Ölümünün 20. yılında Edward Wadie Said, “Şarka” dair akademik camiada ve dünyanın pek çok yerinde ses getiren görüşleriyle Filistin ve İsrail konusundaki tutumuyla hala dikkati çekiyor.
Filistinli ve Amerikalı akademisyen ve siyasal aktivist Said, 1 Kasım 1935’te Kudüs’te dünyaya geldi.
Said, sosyal ve kültürel politikalar ışığında edebiyat eleştirmenliği de yapıyor ve Filistinlilerin siyasal haklarını ve bağımsız bir Filistin devleti kurulmasını açıkça destekliyordu.
Hristiyan olan Said’in babası Wadie İbrahim Said, Birinci Dünya Savaşı’ndan önce ABD’ye göç etti. Fransa’da savaşmak için gönüllü olan Wadie, Orta Doğu’ya döndüğünde ABD vatandaşı saygıdeğer bir iş insanı haline geldi.
Wadie, 1947’de Birleşmiş Milletlerin (BM) Filistin’i Yahudi ve Arap bölgeler olarak ayırma girişimiyle ortaya çıkabilecek krizden kaçınmak için ailesiyle Kudüs’ten Kahire’ye taşındı. Burada Said, Kahire Amerikan Okulunda ve ardından Kahire Victoria Kolejinde öğrenim gördü. Said, orta öğrenimini 1951’de ABD’nin Massachusetts eyaletinde bulunan Northfield Mount Hermon School’da tamamladı.

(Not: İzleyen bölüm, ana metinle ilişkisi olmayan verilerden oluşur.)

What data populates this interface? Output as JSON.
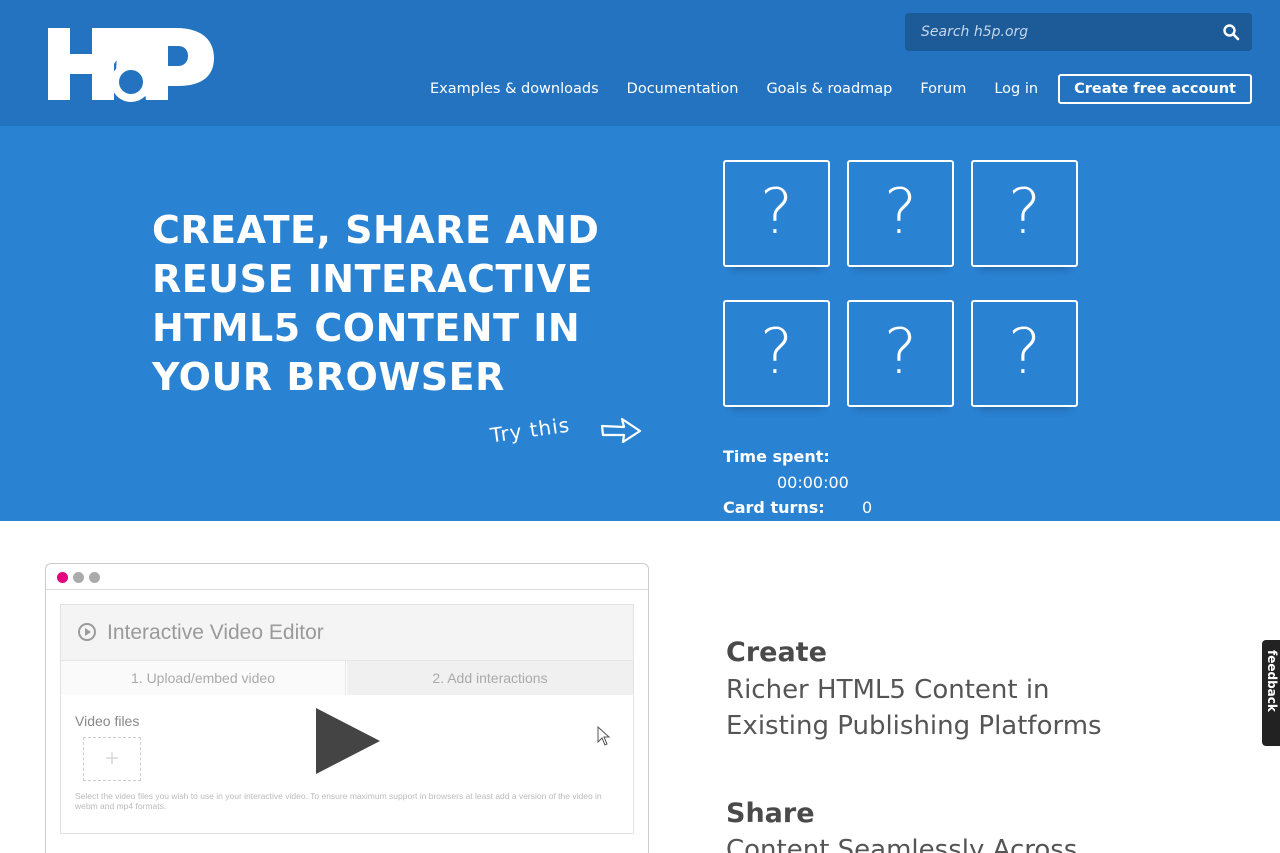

Said, 1957’de Princeton Üniversitesinde lisans eğitimini tamamlamasının ardından Harvard Üniversitesinde 1960’da yüksek lisans ve 1964’te doktora derecelerini aldı. Said, yükseköğrenim kurumlarında aldığı seçkin eğitimle İngiliz dili ve edebiyatı alanında uzmanlaştı.
1963’te Colombia Üniversitesinde İngilizce bölümünde araştırmacı olarak çalışmaya başlayan Said, 1965’te asistan, 1968’de doçent, 1970’te profesör oldu. Ayrıca 1970’te Mariam Cortas ile evlenen Said, 1989’da da Beşeri Bilimler Old Dominion Foundation’da profesör olarak görev aldı.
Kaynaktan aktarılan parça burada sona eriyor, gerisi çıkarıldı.